ARETHA FRANKLIN: WHO'S ZOOMIN' WHO? (1985)
1) Freeway Of Love; 2) Another Night; 3) Sweet Bitter Love; 4) Who's Zooming Who?; 5) Sisters Are Doin' It For Themselves; 6) Until You Say You Love Me; 7) Ain't Nobody Ever Loved You; 8) Push; 9) Integrity.
From the hands of Luther Vandross, Aretha was transferred to Narada Michael Walden, yet another glossy production guru, fresh from making the newest star out of Whitney Houston. The only thing these two had in common was living during the same crappy musical age, which means no way of getting rid of the electronic drums and generic synths. As for the rest, where Vandross tried to treat Aretha all «lady-like», smooth and slick and solemn even when jumping to it or getting it right, Walden makes her simply let her hair down and get in the groove. Who the hell would want to buy «cold dance music» in 1985? Word of the day is «hot», baby.
Given Aretha's usual luck with steamy dance hits, Who's Zoomin' Who? could have easily been another disaster on par with La Diva. Surprisingly, it's not that bad — actually, all the predictable corniness aside, it might be the most fun album of her Arista days. The power ballads ('Sweet Bitter Love', 'Until You Say You Love Me') are incorrigible, but the dance grooves, even without Marcus Miller's slap bass over them, are louder, rougher, more brutal and down-to-earth than the sterilized production on the Vandross LPs. In particular, the big hit 'Freeway Of Love' is surprisingly catchy, and, in another age, could have been a true rocking classic for the dame — in this age, the synth bass still ends up ruining it.

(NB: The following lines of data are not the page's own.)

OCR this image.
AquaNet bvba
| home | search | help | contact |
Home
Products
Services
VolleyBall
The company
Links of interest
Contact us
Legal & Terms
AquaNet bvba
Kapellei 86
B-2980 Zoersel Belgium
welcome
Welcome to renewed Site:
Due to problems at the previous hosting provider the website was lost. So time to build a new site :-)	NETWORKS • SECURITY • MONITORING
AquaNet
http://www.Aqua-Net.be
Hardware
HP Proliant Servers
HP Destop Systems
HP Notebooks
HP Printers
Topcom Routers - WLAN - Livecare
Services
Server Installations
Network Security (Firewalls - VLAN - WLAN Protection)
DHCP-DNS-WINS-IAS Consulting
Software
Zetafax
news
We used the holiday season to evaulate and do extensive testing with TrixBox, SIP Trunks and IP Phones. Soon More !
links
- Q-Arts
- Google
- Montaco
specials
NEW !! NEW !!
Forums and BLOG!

On the other hand, there are even traces of diversity: we have big bombastic arena-rock ('Another Night'), big bombastic hard rock riffage ('Push'), a strange leftover from the disco days (Aretha's own 'Integrity' with classic Seventies' strings that probably sounded quite nostalgic back in those days already), and ridiculously dumb pop (title track) with a chorus that will stick all the same. Not a single one of these songs manages to make the very best out of the miscalculated machinery of 1980s production, but, in between themselves, they succeed in drawing attention — solving the biggest problem one usually experiences with mainstream commercial records.
Over it all, like a local Mount Everest of sorts, hovers 'Sisters Are Doin' It For Themselves' — a song that, strictly speaking, does not belong here at all, a «donation» from Eurythmics for the mere reason that Aretha happened to be invited to duet with Annie Lennox on the song. (Ironically, in the context of the band's own Be Yourself Tonight, released the same year, the number was just one of its moderately decent attractions rather than the absolute pinnacle). With its dark riff (allegedly copped from Talking Heads' 'Great Curve', but who cares), lonesome cool guitar solo, and the Annie-Aretha duet blowing it all to high heaven, here is one great example of how mainstream music from 1985 still can sound overwhelming, even today.
And although nothing can be easier than poking fun at the simplistic feminist charge of the song (laugh of the day: midway through explaining how proud they are to be «coming out of the kitchen», the ladies are seized with sudden fear at being mistaken for a couple of modern day Lysistratas, and rush out to assure us that «a man still loves a woman, and a woman still loves a man» — no shit!), there is still no denying the basic brawny power of the anthem, or the fact that it actually feels nice to hear Aretha back in her cherished element, one that Vandross tried so hard to erase but, ultimately, and fortunately, failed.
Obviously, I cannot give the album a thumbs up — for the non-historian and non-diehard, it must be as skippable as the rest of Aretha's Eighties catalog — but the way I see it, out of all the misguided attempts to steer the Queen in all sorts of alien directions, Who's Zoomin' Who? is probably the most successful, and deserves to be heard at least once — if only out of curiosity — in its entirety, not just the big hit singles.